Thursday, 28 August 2014

Survive your camp. New book about concentration camp survival skills now available

‘To live is to suffer, to survive is to find some meaning in the suffering.’ – Friedrich Nietzsche, German philosopher, 19th century

I read many books to learn lessons to help me better deal with difficult life situations. I came across a reference to Viktor Frankl. Frankl, a Viennese psychiatrist, survived for three years in Auschwitz and other concentration camps. He applied what he learned from his camp experiences to logotherapy, the theory of psychotherapy that he developed.
     One can survive a difficult situation by having a meaning in life, a great love, or a noble, stoical acceptance of one’s suffering.
     I read many of Frankl’s books, especially Man’s Search for Meaning, the book that describes his experience. I used his experience as a guide for dealing with my difficulties. I surmised that skills learned and used to help someone survive the greatest, most evil calamity that man has committed against man must be powerful skills.

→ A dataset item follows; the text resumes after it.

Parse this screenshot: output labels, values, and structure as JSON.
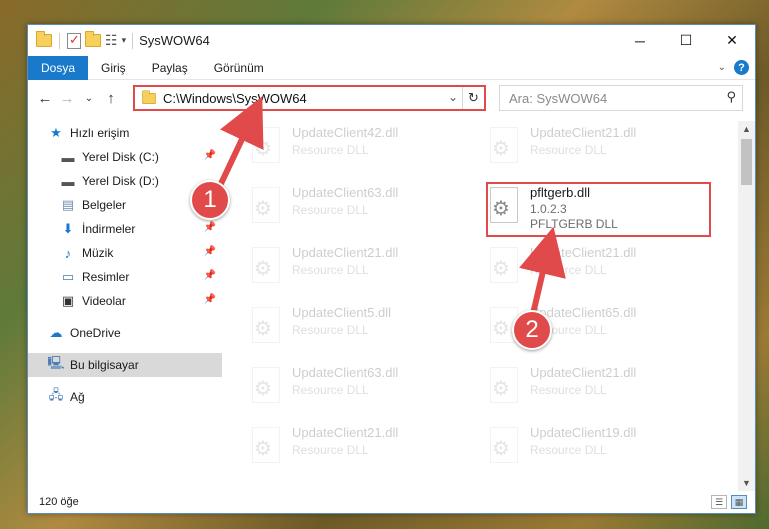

     So I started to write this book and read about other concentration camp experiences. I extracted lessons that can be applied to our own lesser difficulties in life. Our difficulties do not approach the horror of the Nazi death camps.
    Nothing else that man has ever done to his fellow man approaches the organized, systematic horror of the Nazi death camps. Only one inmate in 28 sent to these camps survived. Their main purpose was racial extermination.

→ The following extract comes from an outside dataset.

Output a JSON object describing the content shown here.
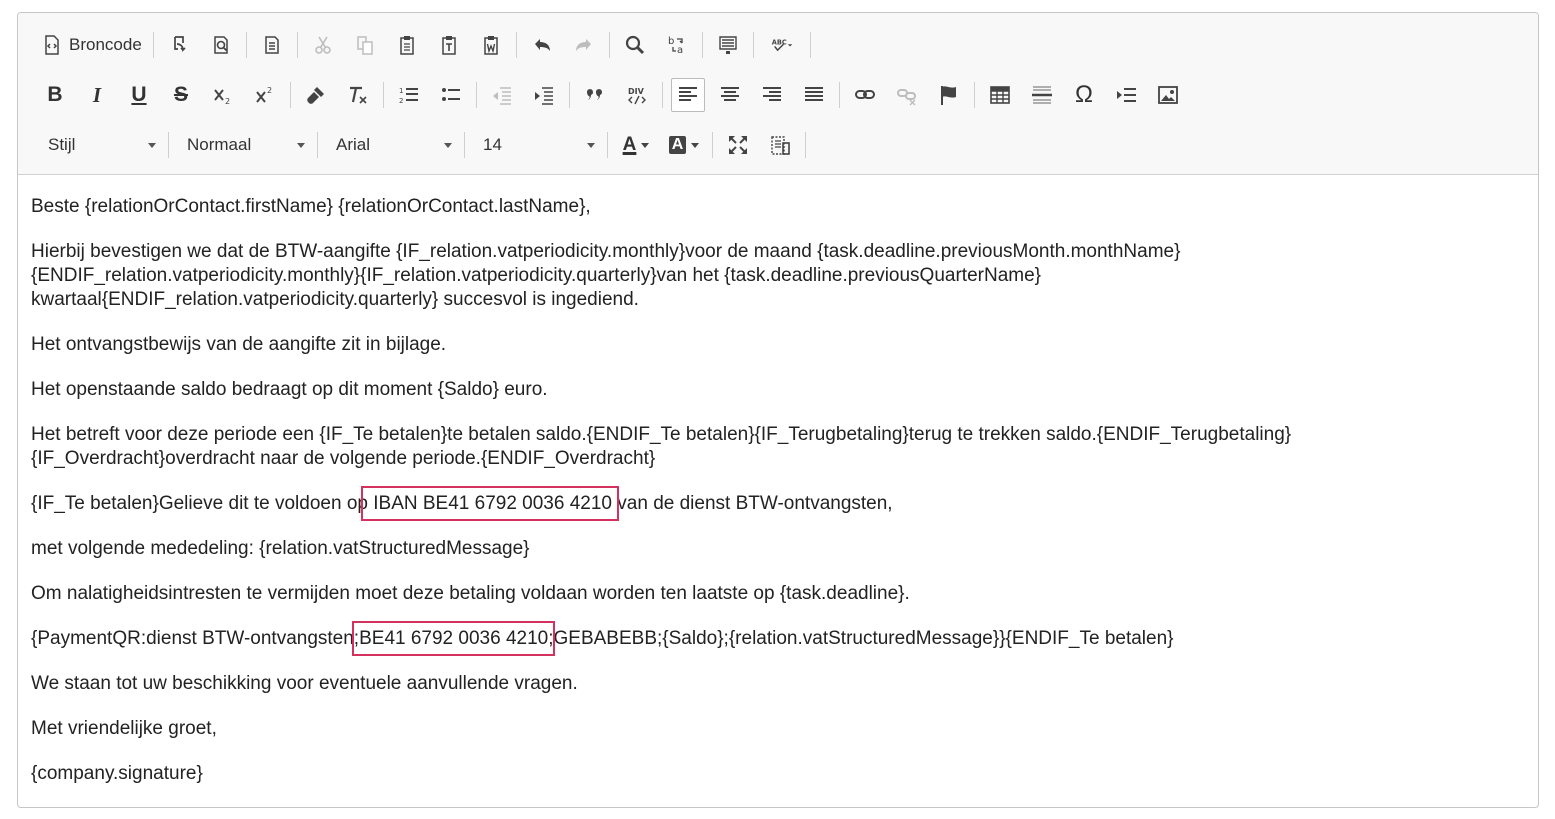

     The Nazis established several camps for the sole purpose of extermination – most notably Treblinka, Sobibor, Chełmno and Bełżec. There were very few survivors of these camps, which is why they are less well known than the bigger workcamps.
     Only two Jewish prisoners survived Bełżec, in which around 500,000 died. Only three survived Chełmno. There were revolts in Treblinka and Sobibor and some escapees survived to tell their tale. Extermination was carried out on a similar scale at the multi-purpose camps of Auschwitz and Majanek.
     The Soviet Gulags, to which I also refer, were bad but not in the same league. Many were imprisoned for surprisingly minor reasons such as escaping from a German POW camp or referring to Stalin as ‘Old Man Whiskers’ in private communication to a friend.
     30% of those imprisoned in gulags perished. This was an inevitable result of carelessness and indifference. Inmates died because they were underfed and overworked in Siberian winters. There was not a policy of deliberate extermination as there was in Nazi camps.
     Auschwitz, in Poland, earned its notoriety because more people died there than in any other camp – over one million. It was the main destination for Jews transported from occupied countries as part of the Final Solution in the latter years of the war. By then the Germans were losing the war and most other extermination camps had been closed.
     Upon arrival there was the first selection. Children, old people and those judged unfit to work went straight to the gas chambers in Auschwitz-Birkenau.
     During those latter years of the war, healthy adults were sent to workcamps to help the failing war effort. Frankl was transported to a subcamp of Dachau near Munich. Primo Levi and Elie Wiesel, other authors I refer to below, were both sent to Auschwitz-Monowitz. This workcamp, also known as Auschwitz III or Buna, provided labor for building of a synthetic rubber factory.
     Wiesel also survived the notorious death march and transportation ahead of the Russian advance to Buchenwald in Germany. His father died shortly after arriving in Buchenwald.
     Some uneasy facts that I came across in my research present surviving a concentration camp in a darker light than that presented by Frankl. Primo Levi, an Italian Jewish chemist who survived for a year in Auschwitz, wrote extensively on his experience in If This Is a Man.
     In his follow-up book The Drowned and the Saved, published in 1986, Levi makes the point that the privileged prisoners were a minority in the camps but represent a majority of the survivors.
     Privileged prisoners, or Prominenten in German, helped run the camps. They included specialist workers such as doctors, and cooks, and supervisors to help run the camp — camp wardens and foremen, known as Kapos. They received better treatment than the ordinary prisoners.
     Many of the survivors felt guilty about surviving when so many ‘better’ people died. They might have done something that they felt was not the right thing in order to survive a bit longer.
     This is another reason that the death camps were so evil. Not only did they kill so many people, but they also scarred many survivors with feelings of guilt. The Nazis wanted those imprisoned, especially the Jews, to be degraded.
     I now realize that doing whatever it takes to survive is a key message of this book. To survive you need not just a noble attitude, your life work or someone to love, and resilience. You may also need to make compromises. You may have to do things that you would not do in better circumstances.
     This book contains lessons to help you survive a difficult situation until a better day. When that day comes you can fully enjoy life again. Do not feel guilty about doing what it takes to survive your difficult situation.